Julius wasn't the only one really liking Rust. One of his colleagues had to leave and said: "It's hard to think about having to go back to something that's not Rust". Still, a healthy dose of scepticism remained. As Julius put it: "I always had the feeling, is Rust too good to be true? I'm always looking for the big pitfall. So far I have not found anything bad. Only some small things like const generics not being fully done."

As the project progressed, they got "a bigger and bigger pile of proof that Rust does actually work well".

There were regular cross-team meetings where team leads could discuss their problems. As time went on it became more and more noticeable that Julius didn't bring up many issues at all and when he showed his results, his colleagues were often left impressed.

Q: Would you recommend Rust to others?

"Definitely", Julius answered promptly.

He continues: "For any project where you have very strict reliability and availability requirements, and you want to be confident that what you deploy is actually correct, then Rust is an excellent choice! Also cargo and all the other available tooling make the whole cycle of developing high quality software a really nice experience."

Rust also works great for teams with high turnover because there's a lot of confidence in the code. "Other people can just take over the code and fiddle around safely because when it compiles, it almost always works".
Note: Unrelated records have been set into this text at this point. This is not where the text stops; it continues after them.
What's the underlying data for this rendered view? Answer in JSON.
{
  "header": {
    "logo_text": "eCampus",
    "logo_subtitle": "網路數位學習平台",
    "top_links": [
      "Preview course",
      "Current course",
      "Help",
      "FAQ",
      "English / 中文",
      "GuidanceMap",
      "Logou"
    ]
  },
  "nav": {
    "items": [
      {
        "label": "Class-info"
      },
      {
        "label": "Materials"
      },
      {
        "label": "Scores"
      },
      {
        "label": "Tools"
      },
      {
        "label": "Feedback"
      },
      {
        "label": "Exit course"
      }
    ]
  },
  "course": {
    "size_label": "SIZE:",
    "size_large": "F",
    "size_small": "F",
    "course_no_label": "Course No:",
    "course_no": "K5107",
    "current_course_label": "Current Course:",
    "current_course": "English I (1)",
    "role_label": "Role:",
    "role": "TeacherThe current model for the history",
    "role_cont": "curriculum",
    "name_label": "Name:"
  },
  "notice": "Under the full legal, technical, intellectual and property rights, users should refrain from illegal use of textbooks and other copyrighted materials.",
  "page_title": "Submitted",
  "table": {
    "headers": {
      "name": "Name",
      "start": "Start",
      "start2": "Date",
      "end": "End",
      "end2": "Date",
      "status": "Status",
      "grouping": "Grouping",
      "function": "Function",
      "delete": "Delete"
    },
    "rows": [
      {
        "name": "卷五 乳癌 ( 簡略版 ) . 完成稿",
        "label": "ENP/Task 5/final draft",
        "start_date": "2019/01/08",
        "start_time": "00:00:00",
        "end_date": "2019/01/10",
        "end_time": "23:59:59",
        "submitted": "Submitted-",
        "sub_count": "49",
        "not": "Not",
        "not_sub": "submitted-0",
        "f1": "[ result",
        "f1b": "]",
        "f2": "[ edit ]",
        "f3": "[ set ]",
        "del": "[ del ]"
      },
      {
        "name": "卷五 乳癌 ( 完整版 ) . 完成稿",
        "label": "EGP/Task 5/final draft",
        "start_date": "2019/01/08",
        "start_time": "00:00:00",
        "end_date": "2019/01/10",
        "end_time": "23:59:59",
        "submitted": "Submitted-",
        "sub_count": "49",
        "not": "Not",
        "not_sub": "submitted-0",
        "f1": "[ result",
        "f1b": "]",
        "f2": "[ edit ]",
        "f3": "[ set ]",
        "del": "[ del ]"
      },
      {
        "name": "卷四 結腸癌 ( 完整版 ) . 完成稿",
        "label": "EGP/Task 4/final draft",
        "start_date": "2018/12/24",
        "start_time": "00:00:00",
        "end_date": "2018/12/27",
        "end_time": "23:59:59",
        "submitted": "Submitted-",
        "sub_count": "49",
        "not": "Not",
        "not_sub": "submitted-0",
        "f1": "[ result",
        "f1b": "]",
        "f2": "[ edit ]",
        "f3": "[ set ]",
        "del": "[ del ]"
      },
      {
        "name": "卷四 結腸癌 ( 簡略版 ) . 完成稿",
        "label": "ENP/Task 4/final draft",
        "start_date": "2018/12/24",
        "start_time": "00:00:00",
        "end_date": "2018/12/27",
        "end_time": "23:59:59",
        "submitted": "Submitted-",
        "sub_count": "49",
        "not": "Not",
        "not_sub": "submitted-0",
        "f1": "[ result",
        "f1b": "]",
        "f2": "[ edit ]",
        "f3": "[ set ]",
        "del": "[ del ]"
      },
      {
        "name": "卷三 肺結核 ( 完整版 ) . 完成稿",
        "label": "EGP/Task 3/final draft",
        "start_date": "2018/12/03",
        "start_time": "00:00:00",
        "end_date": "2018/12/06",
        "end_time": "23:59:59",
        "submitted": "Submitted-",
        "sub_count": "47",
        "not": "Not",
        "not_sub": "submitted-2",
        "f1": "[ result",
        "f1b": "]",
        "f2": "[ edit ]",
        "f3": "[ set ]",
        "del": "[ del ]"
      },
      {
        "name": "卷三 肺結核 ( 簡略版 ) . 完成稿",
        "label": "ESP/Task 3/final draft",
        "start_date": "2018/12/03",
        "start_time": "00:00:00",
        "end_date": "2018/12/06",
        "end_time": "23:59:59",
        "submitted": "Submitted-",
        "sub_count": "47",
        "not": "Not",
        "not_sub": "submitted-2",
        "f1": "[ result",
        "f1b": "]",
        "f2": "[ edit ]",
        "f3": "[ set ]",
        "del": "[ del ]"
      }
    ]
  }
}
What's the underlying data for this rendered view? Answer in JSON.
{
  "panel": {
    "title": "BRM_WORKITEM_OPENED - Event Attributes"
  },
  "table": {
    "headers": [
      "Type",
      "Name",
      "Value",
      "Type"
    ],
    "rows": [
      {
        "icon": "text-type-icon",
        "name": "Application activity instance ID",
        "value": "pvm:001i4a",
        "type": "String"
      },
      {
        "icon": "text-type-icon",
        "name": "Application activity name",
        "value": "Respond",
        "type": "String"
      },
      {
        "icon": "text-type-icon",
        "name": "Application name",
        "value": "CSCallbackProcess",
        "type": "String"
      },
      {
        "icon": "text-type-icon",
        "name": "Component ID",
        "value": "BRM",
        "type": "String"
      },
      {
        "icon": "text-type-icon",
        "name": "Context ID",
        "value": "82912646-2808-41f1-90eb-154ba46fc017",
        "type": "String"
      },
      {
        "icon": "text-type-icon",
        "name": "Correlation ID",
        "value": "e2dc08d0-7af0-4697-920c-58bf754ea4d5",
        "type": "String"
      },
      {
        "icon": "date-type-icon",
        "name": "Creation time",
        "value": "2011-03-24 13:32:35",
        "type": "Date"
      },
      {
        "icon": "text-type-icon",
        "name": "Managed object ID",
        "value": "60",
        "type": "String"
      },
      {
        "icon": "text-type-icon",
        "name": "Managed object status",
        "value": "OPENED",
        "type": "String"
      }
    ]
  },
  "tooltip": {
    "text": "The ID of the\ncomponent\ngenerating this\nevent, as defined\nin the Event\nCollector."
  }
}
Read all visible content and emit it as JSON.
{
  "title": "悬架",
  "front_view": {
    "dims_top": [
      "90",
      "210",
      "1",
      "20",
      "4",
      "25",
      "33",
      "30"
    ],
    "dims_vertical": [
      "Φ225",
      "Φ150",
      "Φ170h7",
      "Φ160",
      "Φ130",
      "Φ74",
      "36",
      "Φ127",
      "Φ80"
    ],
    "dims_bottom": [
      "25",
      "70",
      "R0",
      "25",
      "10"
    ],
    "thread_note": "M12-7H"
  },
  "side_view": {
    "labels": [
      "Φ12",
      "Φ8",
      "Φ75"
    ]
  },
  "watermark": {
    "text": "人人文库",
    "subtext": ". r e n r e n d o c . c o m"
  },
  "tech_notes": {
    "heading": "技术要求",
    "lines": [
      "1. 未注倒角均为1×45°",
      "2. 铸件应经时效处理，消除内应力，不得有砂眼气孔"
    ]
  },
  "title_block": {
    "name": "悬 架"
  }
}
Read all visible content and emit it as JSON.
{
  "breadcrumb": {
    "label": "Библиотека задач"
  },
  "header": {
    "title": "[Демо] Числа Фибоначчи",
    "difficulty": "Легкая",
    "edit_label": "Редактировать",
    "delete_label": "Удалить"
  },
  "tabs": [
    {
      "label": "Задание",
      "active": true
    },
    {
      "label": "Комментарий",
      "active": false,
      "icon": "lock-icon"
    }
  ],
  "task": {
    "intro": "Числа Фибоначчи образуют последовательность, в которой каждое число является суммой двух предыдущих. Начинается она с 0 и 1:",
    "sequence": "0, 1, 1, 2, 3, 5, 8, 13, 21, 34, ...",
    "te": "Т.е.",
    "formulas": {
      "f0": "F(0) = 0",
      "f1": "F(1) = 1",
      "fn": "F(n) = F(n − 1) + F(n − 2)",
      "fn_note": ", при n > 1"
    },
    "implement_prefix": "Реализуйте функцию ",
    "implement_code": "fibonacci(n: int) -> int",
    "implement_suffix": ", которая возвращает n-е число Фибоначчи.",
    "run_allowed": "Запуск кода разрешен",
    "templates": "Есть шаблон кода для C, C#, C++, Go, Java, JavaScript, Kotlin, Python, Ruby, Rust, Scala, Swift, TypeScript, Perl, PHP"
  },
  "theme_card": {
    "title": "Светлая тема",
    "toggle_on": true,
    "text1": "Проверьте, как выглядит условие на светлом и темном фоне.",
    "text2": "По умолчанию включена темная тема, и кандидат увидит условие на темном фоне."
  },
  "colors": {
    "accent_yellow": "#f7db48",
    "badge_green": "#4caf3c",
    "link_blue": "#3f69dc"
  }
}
"For prototyping, then maybe it's not the best option because things are rigid. The compiler forces you to work more on the edge cases and minute details up front, something you are not always interested in doing at that particular point", he noted. This, of course, is an often expressed sentiment.

But to put that in perspective, Julius says: "Rust would work for most of the software I've worked on professionally. There are absolutely cases where Rust is not the best fit. But I think we're at that point where instead of asking 'Can we use Rust for this?', we should be asking 'Why can't we use Rust for this?' And then you have the discussion."

Q: What's missing that got in the way?

It wasn't easy to create the software so that it properly fit the requirements, according to Julius. This is mostly a tooling issue.

For example, it was hard to run the unit tests on the embedded target. Other challenges included code coverage, runtime profiling, software BOM and license tracking. This is my personal experience as well, although the state of these issues has much improved over the last couple of years.

Julius and I agreed that it would be very valuable to build more and better tooling. He said: "Most are halfway there, but you still need to do a lot yourself".

During the project, things got better. Julius explicitly mentioned the Knurling project, for example, and that those tools helped a lot.

Q: Are you going to use Rust in the future?

"Yes."

In fact, Julius is actively cheerleading for other projects to pick up Rust. And there seems to be an overall enthusiasm for Rust at many layers in the company.

A couple of days before my meeting with Julius, he had the final project presentation with the management. The result of that meeting was a common consensus among management to look into using Rust in more places.

Conclusion

From our conversation it seems that using Rust has been a great success at Volvo thus far. People are happy, the quality of the product is high, and the company seems poised to use more Rust in the future.

It's obvious that there's more work to be done still, but with more safety-critical tooling like Ferrocene becoming available, Rust is readier than ever for use in the automotive industry.